Feuilleton : Le mystère du lapin blanc (épisode 10)

lapinblancPar Frédéric Candian, auteur de plusieurs romans, dont Justice (Bénévent, 2005) et La communauté de Thésée (Edilivre, 2009). Son site web : www.fredcandian.fr

Christian vient de quitter le département d’Indre-et-Loire, pour entrer dans celui de la Vienne. Il songe que c’est dans cette région, entre Châtellerault et Poitiers, qu’en l’an 732, Charles Martel mit un coup d’arrêt aux pillages systématiques auxquels se livraient les armées musulmanes d’Abd er-Rahman. Nombre d’historiens voient aujourd’hui un certain opportunisme dans la victoire du maire du palais, lui qui n’avait fait que répondre à l’appel au secours du duc Eudes d’Aquitaine jusqu’alors son ennemi.  Devenant le vassal de Charles Martel, c’est donc bel et bien le duc Eudes d’Aquitaine qui devrait être considéré comme le véritable pourfendeur de l’Islam dans le sud de la France. Toutefois, il n’aurait pu vaincre les hordes sarrasines sans l’appui des Francs et c’est pourquoi Charles Martel est entré dans la légende à sa place.

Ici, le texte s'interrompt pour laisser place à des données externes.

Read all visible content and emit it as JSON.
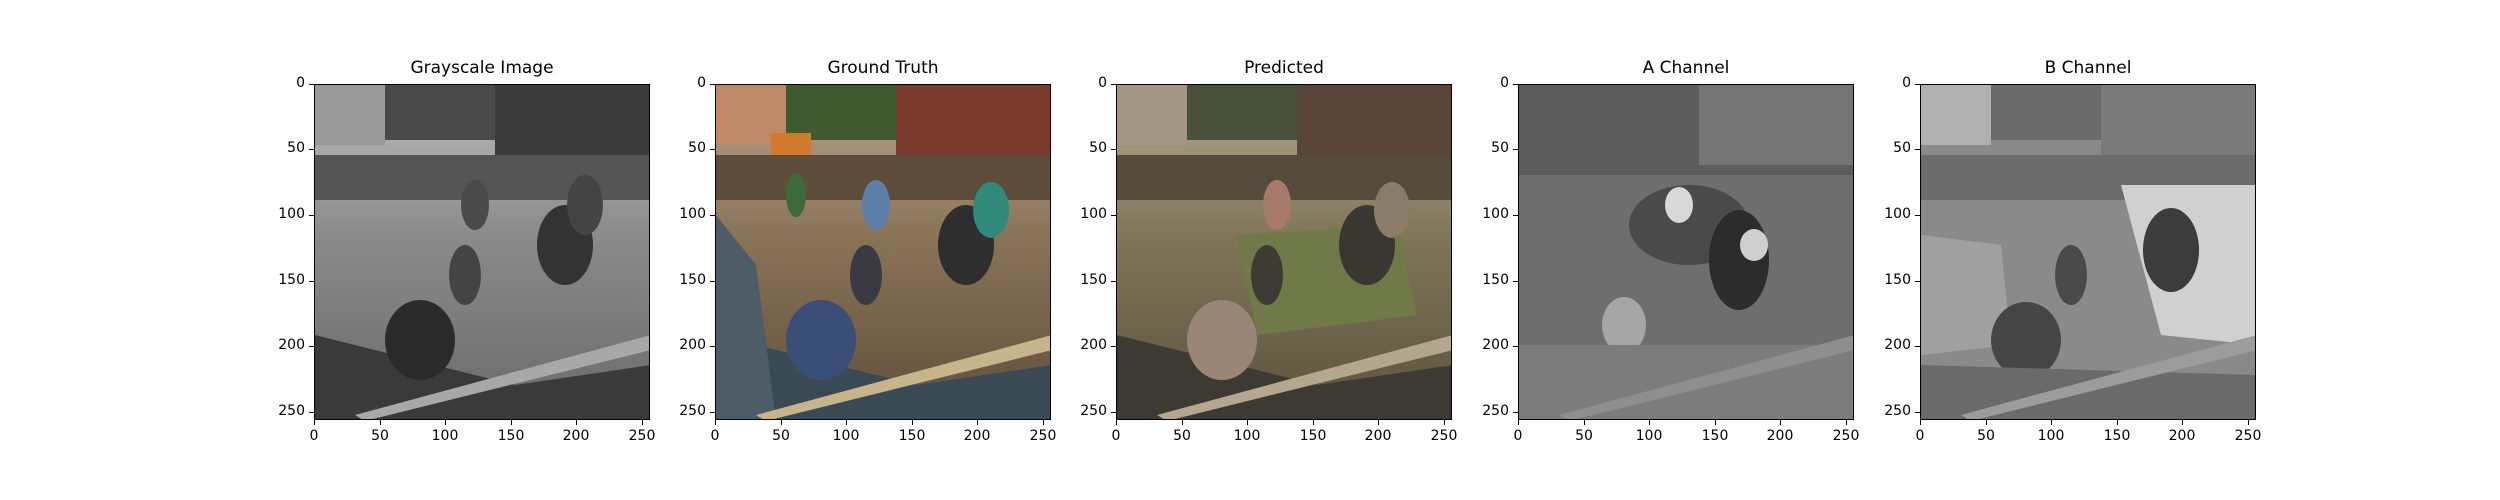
{
  "panels": [
    {
      "id": "grayscale",
      "title": "Grayscale Image"
    },
    {
      "id": "ground-truth",
      "title": "Ground Truth"
    },
    {
      "id": "predicted",
      "title": "Predicted"
    },
    {
      "id": "a-channel",
      "title": "A Channel"
    },
    {
      "id": "b-channel",
      "title": "B Channel"
    }
  ],
  "axes": {
    "x_ticks": [
      "0",
      "50",
      "100",
      "150",
      "200",
      "250"
    ],
    "y_ticks": [
      "0",
      "50",
      "100",
      "150",
      "200",
      "250"
    ],
    "extent": [
      0,
      256
    ]
  }
}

Héros pour l’extrême droite, tyran pour l’extrême gauche, rien de nouveau sous le soleil, constate Christian, qui est bien obligé d’admettre que le choc des cultures, une vue de l’esprit pour certains, a non seulement toujours existé, mais n’a jamais cessé, couvant la plupart du temps sous les cendres, explosant épisodiquement à la face de tous, comme à Paris, un certain jour de janvier 2015.

Christian a toujours cru que son combat se situait bien au-delà de la politique. Il se trompait. Le conspirationnisme est éminemment politique. Et s’il n’a pas osé en parler à ses amis Thierry, Daniel et Kader, il est obligé d’admettre que s’il devait quitter paris, c’était aussi pour s’éloigner de ses comparses complotistes, de plus en plus séduits par un antisionisme dissident prétendant lutter contre « l’Empire », un antisionisme dans lequel il ne se reconnaît pas.

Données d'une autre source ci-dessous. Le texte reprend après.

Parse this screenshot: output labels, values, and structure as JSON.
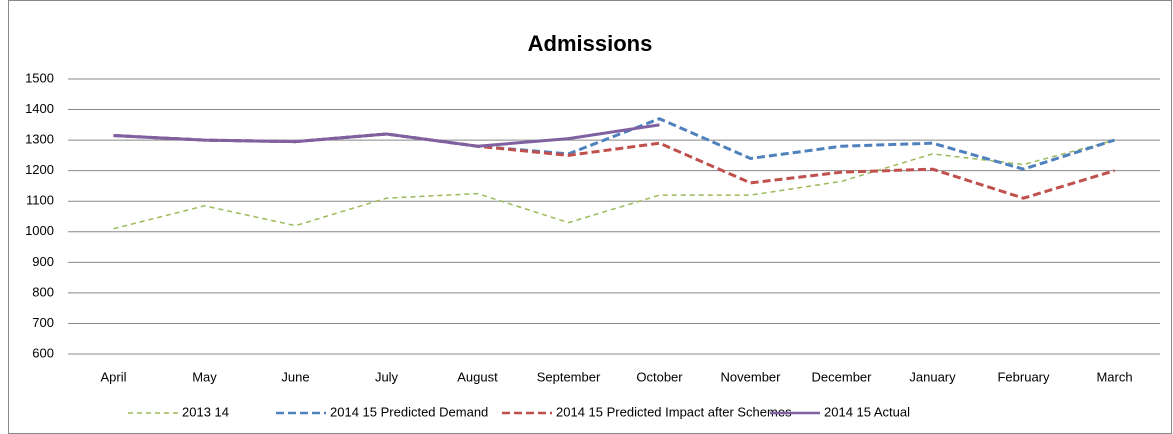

Pour avoir lu les descriptions de la Palestine de la fin du XVIIIème siècle rédigées par Constantin-François de Volney, Christian est plus réservé que ses amis sur l’hostilité qu’il faudrait manifester contre Israël. Il n’est pas dupe non plus des prétendus rapports de Force opposant Israéliens et Palestiniens.

Mais Christian sait qu’il ne refera pas l’histoire et qu’il vaut mieux se taire, car désormais chaque parole ne fait qu’ajouter du chaos au chaos. Il vaut mieux se taire et suivre sa route.

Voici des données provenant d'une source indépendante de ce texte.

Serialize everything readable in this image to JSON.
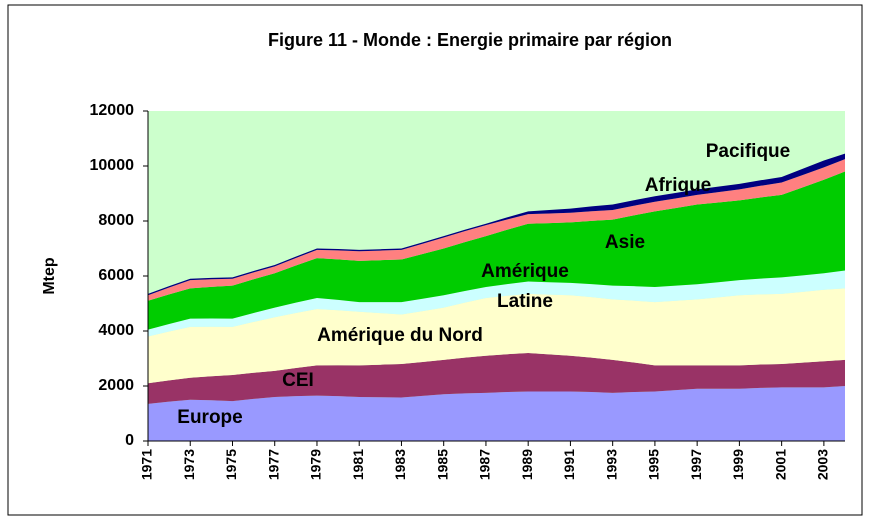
{
  "chart_data": {
    "type": "stacked-area",
    "title": "Figure 11 - Monde : Energie primaire par région",
    "y_label": "Mtep",
    "x": [
      1971,
      1972,
      1973,
      1974,
      1975,
      1976,
      1977,
      1978,
      1979,
      1980,
      1981,
      1982,
      1983,
      1984,
      1985,
      1986,
      1987,
      1988,
      1989,
      1990,
      1991,
      1992,
      1993,
      1994,
      1995,
      1996,
      1997,
      1998,
      1999,
      2000,
      2001,
      2002,
      2003,
      2004
    ],
    "xlim": [
      1971,
      2004
    ],
    "xticks": [
      1971,
      1973,
      1975,
      1977,
      1979,
      1981,
      1983,
      1985,
      1987,
      1989,
      1991,
      1993,
      1995,
      1997,
      1999,
      2001,
      2003
    ],
    "ylim": [
      0,
      12000
    ],
    "yticks": [
      0,
      2000,
      4000,
      6000,
      8000,
      10000,
      12000
    ],
    "plot_color": "#ccffcc",
    "series": [
      {
        "name": "Europe",
        "color": "#9999ff",
        "values": [
          1350,
          1430,
          1500,
          1480,
          1450,
          1530,
          1600,
          1630,
          1650,
          1630,
          1600,
          1590,
          1580,
          1640,
          1700,
          1730,
          1750,
          1780,
          1800,
          1800,
          1800,
          1780,
          1750,
          1780,
          1800,
          1850,
          1900,
          1900,
          1900,
          1930,
          1950,
          1950,
          1950,
          2000
        ]
      },
      {
        "name": "CEI",
        "color": "#993366",
        "values": [
          750,
          775,
          800,
          875,
          950,
          950,
          950,
          1025,
          1100,
          1125,
          1150,
          1185,
          1220,
          1235,
          1250,
          1300,
          1350,
          1375,
          1400,
          1350,
          1300,
          1250,
          1200,
          1075,
          950,
          900,
          850,
          850,
          850,
          850,
          850,
          900,
          950,
          950
        ]
      },
      {
        "name": "Amérique du Nord",
        "color": "#ffffcc",
        "values": [
          1700,
          1775,
          1850,
          1800,
          1750,
          1850,
          1950,
          2000,
          2050,
          2000,
          1950,
          1875,
          1800,
          1850,
          1900,
          2000,
          2100,
          2125,
          2150,
          2175,
          2200,
          2200,
          2200,
          2250,
          2300,
          2350,
          2400,
          2475,
          2550,
          2550,
          2550,
          2575,
          2600,
          2600
        ]
      },
      {
        "name": "Amérique Latine",
        "color": "#ccffff",
        "values": [
          250,
          275,
          300,
          300,
          300,
          325,
          350,
          375,
          400,
          375,
          350,
          400,
          450,
          450,
          450,
          425,
          400,
          425,
          450,
          450,
          450,
          475,
          500,
          525,
          550,
          550,
          550,
          550,
          550,
          575,
          600,
          600,
          600,
          650
        ]
      },
      {
        "name": "Asie",
        "color": "#00cc00",
        "values": [
          1050,
          1075,
          1100,
          1150,
          1200,
          1225,
          1250,
          1350,
          1450,
          1475,
          1500,
          1525,
          1550,
          1625,
          1700,
          1775,
          1850,
          1975,
          2100,
          2150,
          2200,
          2300,
          2400,
          2575,
          2750,
          2825,
          2900,
          2900,
          2900,
          2950,
          3000,
          3200,
          3400,
          3600
        ]
      },
      {
        "name": "Afrique",
        "color": "#ff8080",
        "values": [
          200,
          250,
          300,
          275,
          250,
          250,
          250,
          275,
          300,
          325,
          350,
          350,
          350,
          375,
          400,
          400,
          400,
          375,
          350,
          350,
          350,
          350,
          350,
          350,
          350,
          350,
          350,
          375,
          400,
          425,
          450,
          450,
          450,
          450
        ]
      },
      {
        "name": "Pacifique",
        "color": "#000080",
        "values": [
          50,
          50,
          50,
          50,
          50,
          50,
          50,
          50,
          50,
          50,
          50,
          50,
          50,
          50,
          50,
          50,
          50,
          75,
          100,
          125,
          150,
          175,
          200,
          200,
          200,
          200,
          200,
          200,
          200,
          200,
          200,
          225,
          250,
          200
        ]
      }
    ]
  }
}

Le lapin blanc semble bien loin de tout cela. Pas nécessairement, cependant…

A Poitiers, Christian hésite sur la direction à prendre, Saintes, Angoulême ou Limoges. Il opte finalement pour la capitale de la bande dessinée, ni trop à l’ouest, ni trop à l’est, juste dans l’axe. Un choix équilibré en somme. Il lui faut abandonner l’autoroute, certes, mais il espère que l’intermède des voies rapides aura laissé loin derrière lui les barrages de polices et autres obstacles improbables.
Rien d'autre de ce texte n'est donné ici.